Contrary to others (Haffty ; Goldstein ; Vicini ), we found no indication that tumours more prone to be true recurrences because of conserved histological type, location or both, recur sooner or are deadlier than the others. The same applied to the conservation of histological type and features of equal or lesser differentiation. On the other hand, we confirmed the notion that early recurrences, that is occurring within the first 2 years, are associated with more deaths than late ones (Fourquet ; Fisher ; Whelan ; Veronesi ; Haffty ; Fredriksson ). In our study the group of patients with early recurrences had primary tumours significantly more proliferating and ipsilateral breast tumour recurrences with a higher degree of nuclear polymorphism than the group of patients with late recurrences.

The main drawback of this study is the relatively small size of our series under-powering the possibility of revealing real associations between the assessed factors. We conclude however that the definition of true recurrences according to clinical and histological criteria should rely solely on the conservation of the histological type with the added information brought by the location. There is no indication that true recurrences should have features of equal or lesser differentiation than their primary tumours.

However, because of the overwhelmingly high rate of the ductal histological type among breast cancers, there is need to improve the definition of true recurrences by using new biological tools of clonal relation such as pan-genomic profiles (Waldman ), loss of heterozygosity (Schlechter ; Vicini ), p53 mutation analysis (van der Sijp ) or the inactivation of the X chromosome (Shibata ). Caution is however still needed as some of these techniques conclude that only 65% of clonally related ipsilateral breast tumour recurrences have the same histological types as their primary tumours (Vicini ).

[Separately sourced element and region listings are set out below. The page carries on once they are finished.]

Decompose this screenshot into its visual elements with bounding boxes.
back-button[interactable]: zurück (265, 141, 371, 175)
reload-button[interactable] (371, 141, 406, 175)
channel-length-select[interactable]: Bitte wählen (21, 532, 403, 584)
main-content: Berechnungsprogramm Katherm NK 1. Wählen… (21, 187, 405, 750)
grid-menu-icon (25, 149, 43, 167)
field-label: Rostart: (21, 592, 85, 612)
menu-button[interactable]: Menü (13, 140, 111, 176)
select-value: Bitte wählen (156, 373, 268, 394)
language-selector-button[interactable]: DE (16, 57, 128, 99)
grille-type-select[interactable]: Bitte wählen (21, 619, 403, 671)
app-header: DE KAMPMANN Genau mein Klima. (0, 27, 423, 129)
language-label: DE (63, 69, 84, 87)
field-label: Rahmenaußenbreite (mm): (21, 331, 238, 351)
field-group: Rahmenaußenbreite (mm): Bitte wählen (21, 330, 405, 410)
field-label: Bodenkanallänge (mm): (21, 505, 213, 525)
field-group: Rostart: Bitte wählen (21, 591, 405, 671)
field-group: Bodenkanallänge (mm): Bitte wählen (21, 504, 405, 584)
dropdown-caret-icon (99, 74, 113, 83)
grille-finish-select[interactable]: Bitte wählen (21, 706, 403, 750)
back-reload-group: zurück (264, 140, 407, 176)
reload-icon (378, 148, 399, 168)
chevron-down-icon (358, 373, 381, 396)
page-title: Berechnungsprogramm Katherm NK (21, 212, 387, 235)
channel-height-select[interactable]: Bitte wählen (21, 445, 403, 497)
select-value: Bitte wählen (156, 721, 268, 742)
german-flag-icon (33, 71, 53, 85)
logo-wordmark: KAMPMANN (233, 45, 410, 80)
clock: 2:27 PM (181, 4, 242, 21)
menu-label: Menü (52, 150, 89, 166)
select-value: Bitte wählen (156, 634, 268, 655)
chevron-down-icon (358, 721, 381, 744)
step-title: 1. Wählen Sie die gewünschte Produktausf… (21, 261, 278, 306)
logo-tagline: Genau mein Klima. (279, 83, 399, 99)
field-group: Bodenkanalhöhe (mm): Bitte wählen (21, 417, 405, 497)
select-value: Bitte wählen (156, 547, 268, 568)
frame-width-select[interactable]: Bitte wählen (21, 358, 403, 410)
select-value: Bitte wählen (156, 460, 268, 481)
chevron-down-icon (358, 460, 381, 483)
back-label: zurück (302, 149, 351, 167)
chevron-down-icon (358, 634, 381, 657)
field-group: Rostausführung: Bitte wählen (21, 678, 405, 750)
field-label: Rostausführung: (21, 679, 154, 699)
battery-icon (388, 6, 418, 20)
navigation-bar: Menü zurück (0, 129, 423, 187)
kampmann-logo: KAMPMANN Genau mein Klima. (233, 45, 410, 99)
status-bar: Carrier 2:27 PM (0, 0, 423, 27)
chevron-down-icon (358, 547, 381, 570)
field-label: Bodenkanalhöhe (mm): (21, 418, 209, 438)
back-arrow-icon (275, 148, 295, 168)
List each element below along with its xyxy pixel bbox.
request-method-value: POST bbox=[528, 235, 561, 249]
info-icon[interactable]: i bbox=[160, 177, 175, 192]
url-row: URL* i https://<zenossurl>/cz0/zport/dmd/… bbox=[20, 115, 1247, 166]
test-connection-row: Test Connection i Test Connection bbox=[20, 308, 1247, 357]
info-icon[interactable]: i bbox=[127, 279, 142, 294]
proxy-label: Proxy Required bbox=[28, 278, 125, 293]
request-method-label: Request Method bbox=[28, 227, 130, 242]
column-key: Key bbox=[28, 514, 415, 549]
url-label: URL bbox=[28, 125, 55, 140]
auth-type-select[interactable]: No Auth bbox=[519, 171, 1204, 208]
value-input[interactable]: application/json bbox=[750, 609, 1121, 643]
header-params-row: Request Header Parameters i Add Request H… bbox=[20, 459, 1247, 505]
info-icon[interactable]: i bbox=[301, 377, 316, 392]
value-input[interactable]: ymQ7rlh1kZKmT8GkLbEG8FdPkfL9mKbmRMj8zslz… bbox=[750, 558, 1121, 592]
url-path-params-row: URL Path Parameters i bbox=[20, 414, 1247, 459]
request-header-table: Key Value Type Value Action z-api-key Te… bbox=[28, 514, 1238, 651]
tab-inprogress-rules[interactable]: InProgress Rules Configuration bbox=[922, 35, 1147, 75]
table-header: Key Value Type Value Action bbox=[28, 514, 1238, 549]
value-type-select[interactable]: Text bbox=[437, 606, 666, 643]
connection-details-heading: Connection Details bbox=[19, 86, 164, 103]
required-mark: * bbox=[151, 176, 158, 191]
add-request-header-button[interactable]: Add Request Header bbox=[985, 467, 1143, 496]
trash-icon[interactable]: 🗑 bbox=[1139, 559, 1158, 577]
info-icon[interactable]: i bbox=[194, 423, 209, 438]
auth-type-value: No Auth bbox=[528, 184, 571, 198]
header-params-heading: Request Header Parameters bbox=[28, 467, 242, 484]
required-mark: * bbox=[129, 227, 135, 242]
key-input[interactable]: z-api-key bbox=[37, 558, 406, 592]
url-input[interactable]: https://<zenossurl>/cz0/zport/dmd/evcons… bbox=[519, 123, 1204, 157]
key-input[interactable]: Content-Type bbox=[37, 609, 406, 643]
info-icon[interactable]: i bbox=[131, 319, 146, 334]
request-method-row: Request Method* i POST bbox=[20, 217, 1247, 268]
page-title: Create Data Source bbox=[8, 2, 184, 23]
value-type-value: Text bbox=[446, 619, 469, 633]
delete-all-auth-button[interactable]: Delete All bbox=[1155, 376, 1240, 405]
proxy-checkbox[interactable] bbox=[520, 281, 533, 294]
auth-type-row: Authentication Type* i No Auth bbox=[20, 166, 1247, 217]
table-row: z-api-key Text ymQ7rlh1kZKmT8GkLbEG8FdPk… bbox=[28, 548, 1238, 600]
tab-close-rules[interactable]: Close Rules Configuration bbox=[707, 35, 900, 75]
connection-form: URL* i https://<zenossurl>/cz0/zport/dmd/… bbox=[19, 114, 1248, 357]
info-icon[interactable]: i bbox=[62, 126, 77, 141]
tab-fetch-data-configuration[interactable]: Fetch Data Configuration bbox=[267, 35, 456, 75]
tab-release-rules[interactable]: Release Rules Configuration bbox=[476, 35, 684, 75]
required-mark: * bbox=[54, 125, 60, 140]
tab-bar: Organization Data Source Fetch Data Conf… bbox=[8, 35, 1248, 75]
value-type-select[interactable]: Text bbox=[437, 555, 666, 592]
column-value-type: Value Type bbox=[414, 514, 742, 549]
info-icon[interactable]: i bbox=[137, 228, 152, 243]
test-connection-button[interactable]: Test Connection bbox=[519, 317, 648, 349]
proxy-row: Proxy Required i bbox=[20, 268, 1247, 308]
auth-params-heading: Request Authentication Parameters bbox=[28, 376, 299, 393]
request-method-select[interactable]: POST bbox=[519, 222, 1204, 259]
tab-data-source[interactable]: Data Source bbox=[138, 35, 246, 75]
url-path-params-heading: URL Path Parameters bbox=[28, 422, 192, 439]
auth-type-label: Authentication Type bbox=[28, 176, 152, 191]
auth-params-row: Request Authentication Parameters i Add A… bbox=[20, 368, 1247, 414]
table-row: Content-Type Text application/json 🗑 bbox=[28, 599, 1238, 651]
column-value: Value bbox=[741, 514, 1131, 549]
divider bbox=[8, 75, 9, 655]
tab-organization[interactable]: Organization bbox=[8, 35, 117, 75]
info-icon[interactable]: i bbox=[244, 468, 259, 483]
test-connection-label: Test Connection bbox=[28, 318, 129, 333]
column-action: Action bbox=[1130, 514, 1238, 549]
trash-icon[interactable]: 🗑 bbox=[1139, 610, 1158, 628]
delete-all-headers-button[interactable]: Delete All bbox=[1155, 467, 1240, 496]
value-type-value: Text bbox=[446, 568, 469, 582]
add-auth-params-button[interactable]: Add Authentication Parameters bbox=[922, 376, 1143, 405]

We hope that a better distinction of true recurrences will open new perspectives. So far, very little is known about the differential or similarity of the pan-genomic expression or nature of both new primaries and IBTRs. Kreike ) reported a gene expression analysis of 18 000 cDNAs on nine pairs of primary breast cancer with their ipsilateral breast recurrences in women who were younger than 51 years old at the time of their initial breast-conserving therapy. Paired-data analysis showed no set of genes that was consistently different in expression between primary tumours and local recurrences. Better focusing on true recurrences only and comparing them in detail with their primary tumours, could hopefully reveal possible clonal selections of cells endowed with attributes of either radio-resistance or aggressiveness. Another route that has still scarcely been explored is the search for a transcriptomic signature to predict the risk of local recurrence after breast-conserving treatment (Kreike ; Nuyten ). Here also, a better distinction between new primaries and true recurrences is needed to perform a supervised study according to the occurrence of true recurrences only and not of all ipsilateral breast tumour recurrences.

CONCLUSION

Ipsilateral breast tumour recurrences did not display features of higher aggressiveness than primary tumours. There was no indication that tumours more prone to be true recurrences because of conserved histological type, location or both, recur sooner or are deadlier than the others. No clinical nor histological definition of a true recurrence could be established other than the conservation of the histological type.